Monday, May 9, 2011

Great balls of dread!

It may not look like much, but this dread ball is huge.
I made my first dread ball today, and I'm stoked.  It may look underwhelming in the picture, but this is a big step towards bringing my locks into line and making them behave like the hairy snakes they are. I know, I got some splainin' to do.

When we sectioned and backcombed my hair, every effort was made to get all the hairs into one lock or another.  But . . .

  • . . . my hair is pretty short, so some probably slipped out right away.
  • . . . the locks started out quite loose, so a few worked their way out.
  • . . . my healthy scalp is pushing out new hairs all the time, and a lot of them just don't know about the new hair plan yet.
So there's a lot of hairs just kinda wandering around out there, not sure what's going on because they don't have any little follicle friends pointing them in the right direction.  It's creating a fuzzy little halo, a corona of wispy fibers shooting out from my head, catching the sun as I go through my day.

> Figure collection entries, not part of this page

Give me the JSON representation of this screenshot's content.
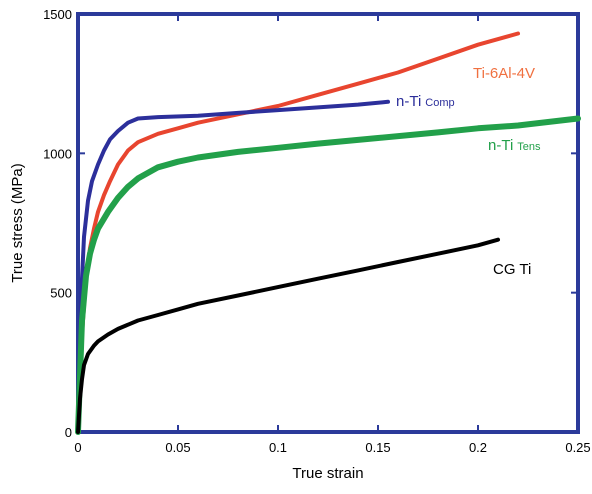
{
  "chart_data": {
    "type": "line",
    "xlabel": "True strain",
    "ylabel": "True stress (MPa)",
    "xlim": [
      0,
      0.25
    ],
    "ylim": [
      0,
      1500
    ],
    "x_ticks": [
      0,
      0.05,
      0.1,
      0.15,
      0.2,
      0.25
    ],
    "y_ticks": [
      0,
      500,
      1000,
      1500
    ],
    "x_tick_labels": [
      "0",
      "0.05",
      "0.1",
      "0.15",
      "0.2",
      "0.25"
    ],
    "y_tick_labels": [
      "0",
      "500",
      "1000",
      "1500"
    ],
    "grid": false,
    "frame_color": "#2b3a9a",
    "series": [
      {
        "name": "Ti-6Al-4V",
        "label_main": "Ti-6Al-4V",
        "label_sub": "",
        "color": "#e8452f",
        "label_color": "#f07040",
        "x": [
          0,
          0.002,
          0.004,
          0.006,
          0.008,
          0.01,
          0.013,
          0.016,
          0.02,
          0.025,
          0.03,
          0.04,
          0.05,
          0.06,
          0.08,
          0.1,
          0.12,
          0.14,
          0.16,
          0.18,
          0.2,
          0.215,
          0.22
        ],
        "y": [
          0,
          350,
          550,
          660,
          730,
          790,
          850,
          900,
          960,
          1010,
          1040,
          1070,
          1090,
          1110,
          1140,
          1170,
          1210,
          1250,
          1290,
          1340,
          1390,
          1420,
          1430
        ]
      },
      {
        "name": "n-Ti Comp",
        "label_main": "n-Ti",
        "label_sub": "Comp",
        "color": "#2c2f9b",
        "label_color": "#2c2f9b",
        "x": [
          0,
          0.001,
          0.002,
          0.003,
          0.005,
          0.007,
          0.01,
          0.013,
          0.016,
          0.02,
          0.025,
          0.03,
          0.04,
          0.06,
          0.08,
          0.1,
          0.12,
          0.14,
          0.155
        ],
        "y": [
          0,
          300,
          550,
          700,
          830,
          900,
          960,
          1010,
          1050,
          1080,
          1110,
          1125,
          1130,
          1135,
          1145,
          1155,
          1165,
          1175,
          1185
        ]
      },
      {
        "name": "n-Ti Tens",
        "label_main": "n-Ti",
        "label_sub": "Tens",
        "color": "#22a04a",
        "label_color": "#22a04a",
        "x": [
          0,
          0.002,
          0.004,
          0.006,
          0.008,
          0.01,
          0.015,
          0.02,
          0.025,
          0.03,
          0.04,
          0.05,
          0.06,
          0.08,
          0.1,
          0.12,
          0.15,
          0.18,
          0.2,
          0.22,
          0.25
        ],
        "y": [
          0,
          400,
          560,
          640,
          690,
          730,
          790,
          840,
          880,
          910,
          950,
          970,
          985,
          1005,
          1020,
          1035,
          1055,
          1075,
          1090,
          1100,
          1125
        ]
      },
      {
        "name": "CG Ti",
        "label_main": "CG Ti",
        "label_sub": "",
        "color": "#000000",
        "label_color": "#000000",
        "x": [
          0,
          0.001,
          0.002,
          0.003,
          0.005,
          0.008,
          0.01,
          0.015,
          0.02,
          0.03,
          0.04,
          0.05,
          0.06,
          0.08,
          0.1,
          0.12,
          0.14,
          0.16,
          0.18,
          0.2,
          0.21
        ],
        "y": [
          0,
          120,
          190,
          240,
          280,
          310,
          325,
          350,
          370,
          400,
          420,
          440,
          460,
          490,
          520,
          550,
          580,
          610,
          640,
          670,
          690
        ]
      }
    ]
  }
}
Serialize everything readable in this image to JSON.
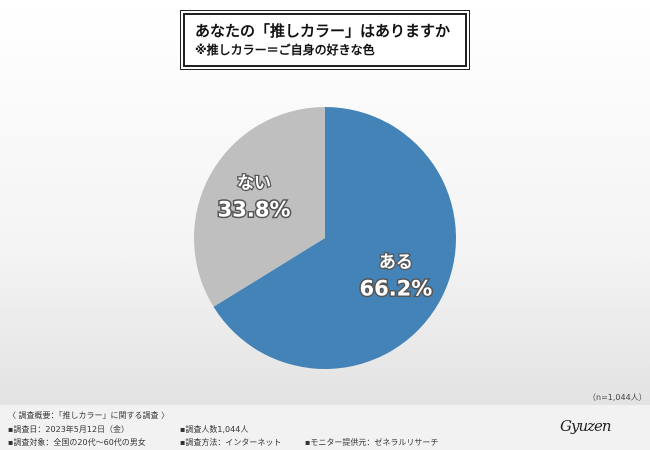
{
  "title": {
    "main": "あなたの「推しカラー」はありますか",
    "sub": "※推しカラー＝ご自身の好きな色"
  },
  "chart_data": {
    "type": "pie",
    "categories": [
      "ある",
      "ない"
    ],
    "values": [
      66.2,
      33.8
    ],
    "value_labels": [
      "66.2%",
      "33.8%"
    ],
    "colors": [
      "#4383b7",
      "#bfbfbf"
    ],
    "start_angle_deg": 0,
    "direction": "clockwise",
    "legend": "none"
  },
  "sample_note": "（n=1,044人）",
  "footer": {
    "heading": "〈 調査概要：「推しカラー」に関する調査 〉",
    "date": "▪調査日：2023年5月12日（金）",
    "respondents": "▪調査人数1,044人",
    "target": "▪調査対象：全国の20代～60代の男女",
    "method": "▪調査方法：インターネット",
    "provider": "▪モニター提供元：ゼネラルリサーチ"
  },
  "brand": "Gyuzen"
}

The way to give these hairs a home is to make a little dread ball, a tangle that I can slip up inside one of the locks so that it all tightens up together.  This is the how-to I'm using:
Since I've been thinking about backing off wax, I've been feeling around for these hairs when I'm tired of palmrolling.  In the video, Jonny says that locating and separating the loose hairs is the difficult part, but I don't have any trouble on that step.  Maybe it's because my hair's still fairly short.

Where I was stuck was making the dread ball itself.  I wasn't serious enough to get out the Lock Peppa mentioned in the video (it came with the kit I ordered, and there's plenty left), but I was annoyed that I couldn't start to catch the hairs together without the stuff.

Credit the dream-state for my success.  As I awoke slowly, I remembered that you have to bend the hair over as you're rolling it, and I tried doing it that way. Before I was fully awake I had the dread ball you see above.

My wife is confident she can get as much action out of a crochet hook as she can from a proprietary loose hair tool, so we're going to pick one up.  If she wasn't already very good with fiber arts and needlework I'd want to get one of the specialized tools, but I'm confident she won't do more harm than good.